There was an anticipatory silence as they sat there reading each others’ minds, knowing that the time for them being together in the hut was winding down. The rain was slowing down, the thunder was getting softer, and even the lightening didn’t shine through the holes in the hut anymore. That was when it would become dangerous for him to be anywhere on the plantation before twenty-four hours passed.
Finally, he broke the silence as he leaned in toward her her face. She thought that he would kiss her, but instead he went toward her ear. His voice began to quake as he stared down at her naked body that he just finished wiping down. Misty then placed her hands atop his strong, brown chest, wondering what he was about to say because she heard him choking back words as his chest shook beneath her palms.
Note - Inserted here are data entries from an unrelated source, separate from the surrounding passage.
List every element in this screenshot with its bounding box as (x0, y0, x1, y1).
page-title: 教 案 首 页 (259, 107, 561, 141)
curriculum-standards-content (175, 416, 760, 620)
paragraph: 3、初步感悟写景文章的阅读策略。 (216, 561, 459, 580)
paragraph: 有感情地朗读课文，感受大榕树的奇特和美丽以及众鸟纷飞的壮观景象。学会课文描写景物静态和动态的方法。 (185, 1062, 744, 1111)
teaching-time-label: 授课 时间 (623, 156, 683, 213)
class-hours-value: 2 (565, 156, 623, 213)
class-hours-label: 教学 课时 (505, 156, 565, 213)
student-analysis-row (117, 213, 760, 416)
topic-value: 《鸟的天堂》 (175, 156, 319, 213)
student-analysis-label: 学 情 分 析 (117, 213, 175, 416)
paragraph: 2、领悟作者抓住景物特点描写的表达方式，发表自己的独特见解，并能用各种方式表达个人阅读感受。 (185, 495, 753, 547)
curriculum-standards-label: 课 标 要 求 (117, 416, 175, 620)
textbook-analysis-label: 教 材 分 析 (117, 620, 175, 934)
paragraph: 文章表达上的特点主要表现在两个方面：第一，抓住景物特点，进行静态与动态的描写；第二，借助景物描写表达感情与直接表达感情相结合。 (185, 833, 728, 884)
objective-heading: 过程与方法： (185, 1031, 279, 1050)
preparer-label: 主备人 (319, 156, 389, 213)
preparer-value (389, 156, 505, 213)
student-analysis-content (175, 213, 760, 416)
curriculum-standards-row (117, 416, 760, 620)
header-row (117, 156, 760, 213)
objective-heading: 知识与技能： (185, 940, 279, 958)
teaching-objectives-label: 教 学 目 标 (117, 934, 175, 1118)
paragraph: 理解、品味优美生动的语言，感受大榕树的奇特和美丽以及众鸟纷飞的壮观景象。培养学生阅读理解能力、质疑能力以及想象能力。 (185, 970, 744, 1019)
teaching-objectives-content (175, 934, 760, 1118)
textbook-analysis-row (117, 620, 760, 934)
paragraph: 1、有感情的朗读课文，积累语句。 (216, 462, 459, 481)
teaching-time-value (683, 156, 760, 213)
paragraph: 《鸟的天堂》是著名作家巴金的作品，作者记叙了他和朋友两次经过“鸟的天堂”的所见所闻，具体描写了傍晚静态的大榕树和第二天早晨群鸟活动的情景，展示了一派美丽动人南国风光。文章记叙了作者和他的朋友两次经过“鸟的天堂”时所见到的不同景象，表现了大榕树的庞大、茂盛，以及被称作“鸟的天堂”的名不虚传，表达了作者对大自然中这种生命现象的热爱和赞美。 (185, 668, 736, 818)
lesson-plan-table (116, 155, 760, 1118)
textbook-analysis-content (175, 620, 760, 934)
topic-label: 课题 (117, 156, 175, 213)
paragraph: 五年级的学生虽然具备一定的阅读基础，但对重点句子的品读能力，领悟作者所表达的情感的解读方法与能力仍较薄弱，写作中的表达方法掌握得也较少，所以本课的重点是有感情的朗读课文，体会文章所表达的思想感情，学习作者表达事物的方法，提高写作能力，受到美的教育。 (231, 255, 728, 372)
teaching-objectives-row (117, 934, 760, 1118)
“Cosah, what is it? What’s wrong now, tell me?” she asked, sensing that he was even more bothered than what she thought. She was just about to encourage him to speak up once again when he started to kiss her neck, then her left shoulder. Then, he spoke.
“One thing...” he started as his voice deepened to a sound she’d never heard before coming from him. Then, she felt a tear fall to her skin, causing her to jump back and look him directly in his eyes which had turned blood shot. Then, he finished his thought, “He ain’t never gonna touch you again.”
“Cosah, it’s...” she started, placing her hand on his face gently, but as soon as she did, he snatched it down and held it in place, so tightly that it almost made her holler. She became frightened but didn’t move an inch because she knew deep in her soul that Cosah wouldn’t hurt her. Instead she knew he was hurt and enraged by the one thing that was beyond her control.
“Ain’t nothin’ okay ‘bout it!” he shouted. His appearance transformed into a man who had lost his mind, and as his eyes traced every part of her body, he held back his anger as much as he could, something he’d always done, and promised, “He won’t never touch you again.” He then released her wrist. “Never again.”
On that, he stood her up, placed a cloth over her body, got dressed and then left, leaving Misty uncertain about where he was going for the long rainy night and new day that was ahead. All she knew was that she needed to be prepared and was going to be.